In simpler terms, if the electric field lines are perpendicular to the surface, the flux is maximized. Conversely, if they are parallel, the flux is zero. Electric flux can have both entering and leaving components when calculated across a surface. This property is essential when working with closed surfaces, which leads us to the next concept.

In electromagnetism, a closed surface is one that completely encloses a volume, with no openings or edges. Think of it like the surface of a balloon or a sphere.

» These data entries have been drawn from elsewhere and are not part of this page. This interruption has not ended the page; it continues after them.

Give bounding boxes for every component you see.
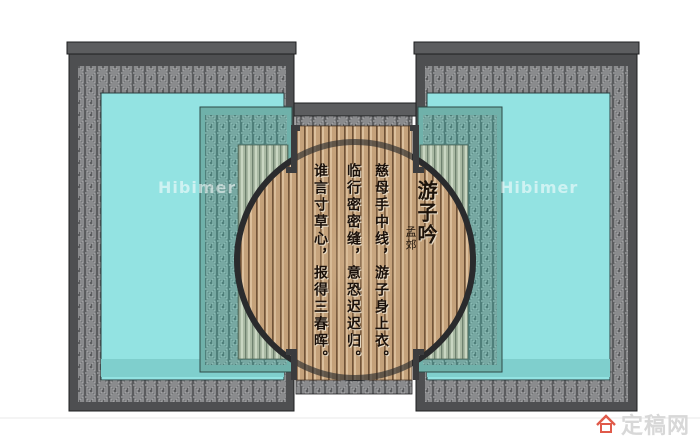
brand-mark: 定稿网 (595, 408, 690, 440)
house-logo-icon (596, 414, 616, 433)
watermark-right: Hibimer (500, 178, 579, 197)
poem-author: 孟郊 (404, 226, 417, 252)
poem-line-1: 慈母手中线，游子身上衣。 (373, 163, 389, 367)
brand-name: 定稿网 (620, 414, 690, 439)
poem-line-2: 临行密密缝，意恐迟迟归。 (345, 163, 361, 367)
watermark-left: Hibimer (158, 178, 237, 197)
poem-line-3: 谁言寸草心，报得三春晖。 (312, 163, 328, 367)
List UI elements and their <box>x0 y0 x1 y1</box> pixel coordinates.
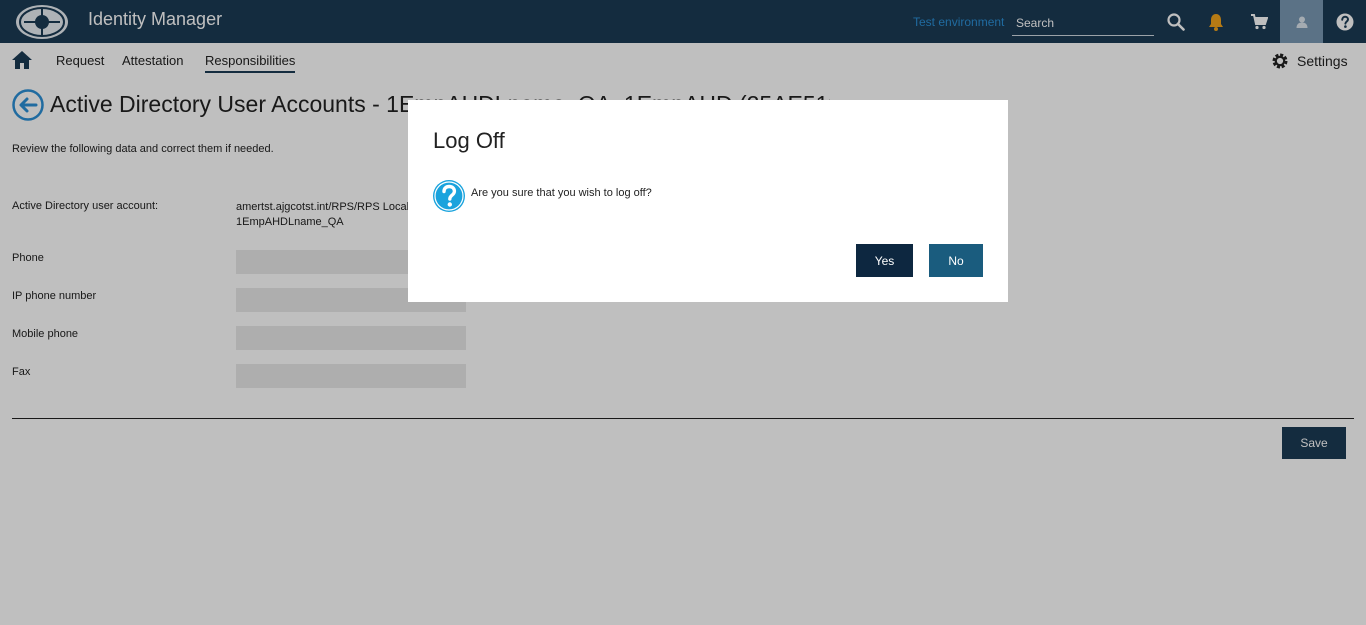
dialog-message: Are you sure that you wish to log off? <box>471 187 652 199</box>
yes-button[interactable]: Yes <box>856 244 913 277</box>
modal-overlay[interactable] <box>0 0 1366 625</box>
log-off-dialog: Log Off Are you sure that you wish to lo… <box>408 100 1008 302</box>
question-icon <box>433 180 465 212</box>
no-button[interactable]: No <box>929 244 983 277</box>
dialog-title: Log Off <box>433 128 505 153</box>
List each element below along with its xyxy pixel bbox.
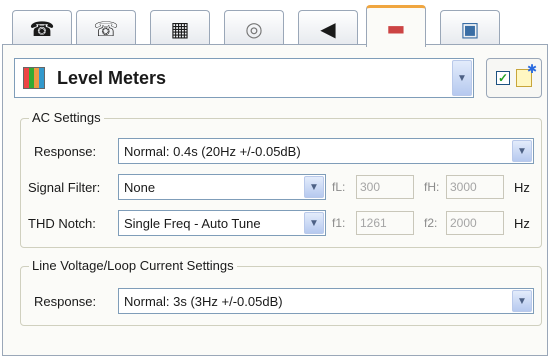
speaker-icon: ◀: [320, 16, 336, 41]
chevron-down-icon[interactable]: ▼: [452, 60, 472, 96]
filter-unit: Hz: [514, 180, 530, 195]
fl-input[interactable]: 300: [356, 175, 414, 199]
chevron-down-icon[interactable]: ▼: [512, 140, 532, 162]
tab-telephone[interactable]: ☎: [12, 10, 72, 46]
fl-label: fL:: [332, 180, 346, 194]
tab-dial[interactable]: ◎: [224, 10, 284, 46]
checkbox-icon: ✓: [496, 71, 510, 85]
f2-label: f2:: [424, 216, 438, 230]
level-meter-icon: [23, 67, 45, 89]
fh-input[interactable]: 3000: [446, 175, 504, 199]
telephone-icon: ☎: [29, 16, 55, 41]
keypad-icon: ▦: [170, 16, 190, 41]
tab-speaker[interactable]: ◀: [298, 10, 358, 46]
chevron-down-icon[interactable]: ▼: [512, 290, 532, 312]
level-meter-icon: ▬: [386, 15, 406, 40]
response-label: Response:: [34, 144, 97, 159]
ac-settings-title: AC Settings: [29, 110, 104, 125]
handset-icon: ☏: [93, 16, 119, 41]
tab-display[interactable]: ▣: [440, 10, 500, 46]
meter-type-select[interactable]: Level Meters ▼: [14, 58, 474, 98]
tab-strip: ☎ ☏ ▦ ◎ ◀ ▬ ▣: [8, 4, 548, 47]
f2-input[interactable]: 2000: [446, 211, 504, 235]
thd-unit: Hz: [514, 216, 530, 231]
options-button[interactable]: ✓: [486, 58, 542, 98]
thd-notch-label: THD Notch:: [28, 216, 96, 231]
chevron-down-icon[interactable]: ▼: [304, 212, 324, 234]
meter-type-label: Level Meters: [57, 67, 167, 88]
f1-label: f1:: [332, 216, 346, 230]
line-response-value: Normal: 3s (3Hz +/-0.05dB): [124, 293, 283, 309]
signal-filter-value: None: [124, 179, 156, 195]
tab-keypad[interactable]: ▦: [150, 10, 210, 46]
line-response-select[interactable]: Normal: 3s (3Hz +/-0.05dB) ▼: [118, 288, 534, 314]
tab-handset[interactable]: ☏: [76, 10, 136, 46]
response-select[interactable]: Normal: 0.4s (20Hz +/-0.05dB) ▼: [118, 138, 534, 164]
dial-icon: ◎: [245, 16, 263, 41]
thd-notch-value: Single Freq - Auto Tune: [124, 215, 261, 231]
new-page-icon: [516, 62, 537, 87]
f1-input[interactable]: 1261: [356, 211, 414, 235]
signal-filter-label: Signal Filter:: [28, 180, 101, 195]
signal-filter-select[interactable]: None ▼: [118, 174, 326, 200]
chevron-down-icon[interactable]: ▼: [304, 176, 324, 198]
fh-label: fH:: [424, 180, 440, 194]
tab-level-meters[interactable]: ▬: [366, 5, 426, 47]
line-voltage-title: Line Voltage/Loop Current Settings: [29, 258, 237, 273]
display-icon: ▣: [460, 16, 480, 41]
thd-notch-select[interactable]: Single Freq - Auto Tune ▼: [118, 210, 326, 236]
response-value: Normal: 0.4s (20Hz +/-0.05dB): [124, 143, 301, 159]
line-response-label: Response:: [34, 294, 97, 309]
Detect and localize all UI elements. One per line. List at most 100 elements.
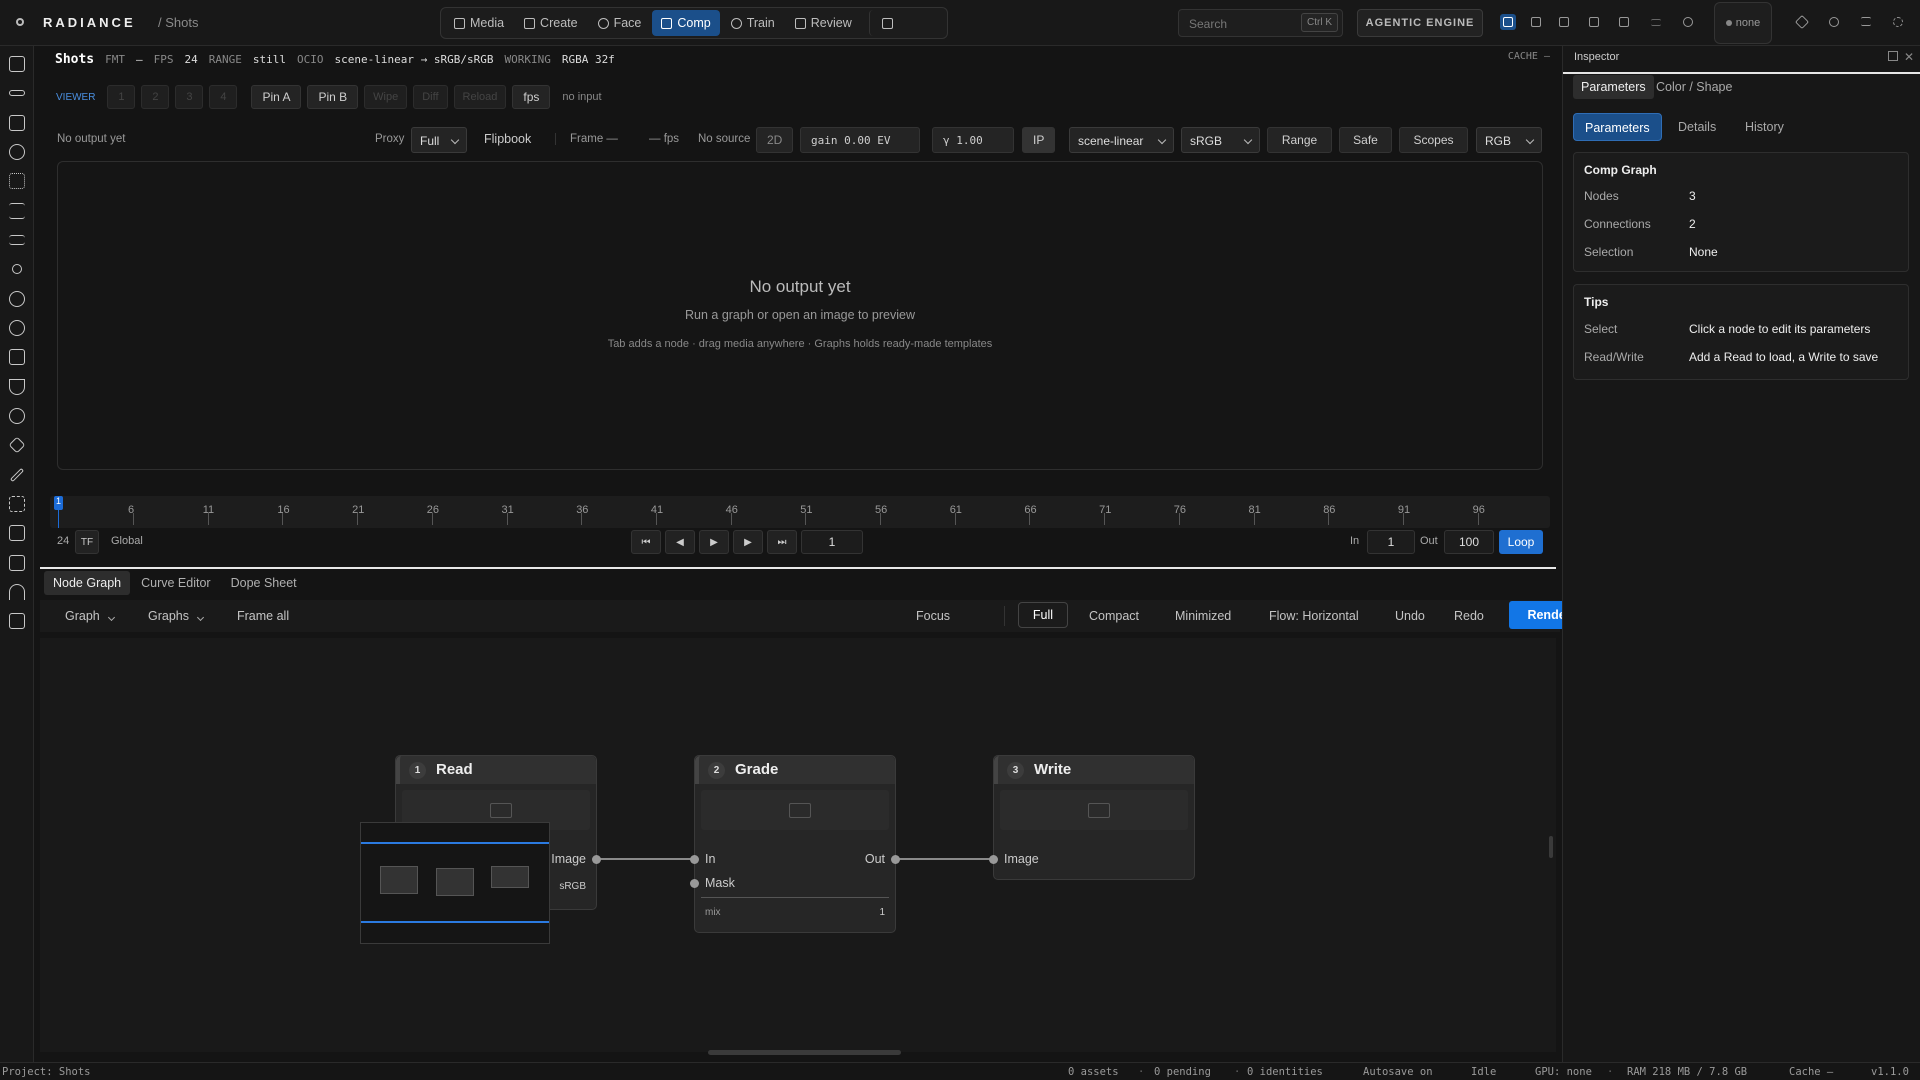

Closed surfaces are critical in applying Gauss's Law, which relates the electric flux through such a surface to the charge enclosed within it.
Let's look at why closed surfaces matter:

• They let us use Gauss’s Law to figure out the charge inside them.
• The flux calculation considers both entering and leaving electric field lines.
• They provide a boundary to determine net electric flux and directly relate it to the enclosed charge.

By calculating the net flux, we can determine the difference between the electric field lines entering and leaving the surface. This net value is vital in finding the enclosed charge using Gauss's Law.

The concept of enclosed charge is central to Gauss's Law. An enclosed charge refers to the total amount of electric charge contained within a closed surface. The relationship between net electric flux and enclosed charge is given by Gauss's Law:

• \( \Phi = \frac{Q_{enc}}{\varepsilon_0} \)

where \( Q_{enc} \) is the enclosed charge and \( \varepsilon_0 \) is the permittivity of free space, a constant valued at approximately \( 8.854 \times 10^{-12} \text{C}^2/\text{Nm}^2 \).
To find the enclosed charge from the net flux, you rearrange the formula:
\( Q_{enc} = \Phi \times \varepsilon_0 \).
This calculation reveals how much charge is inside the surface based on how electric field lines behave around that surface.
Understanding this helps explain electric behavior in closed systems, like how a charged particle's field affects surrounding materials. This explains why, in our original exercise, calculating the charge enclosed is possible by determining the net electric flux through a calculated difference of entering and leaving flux values.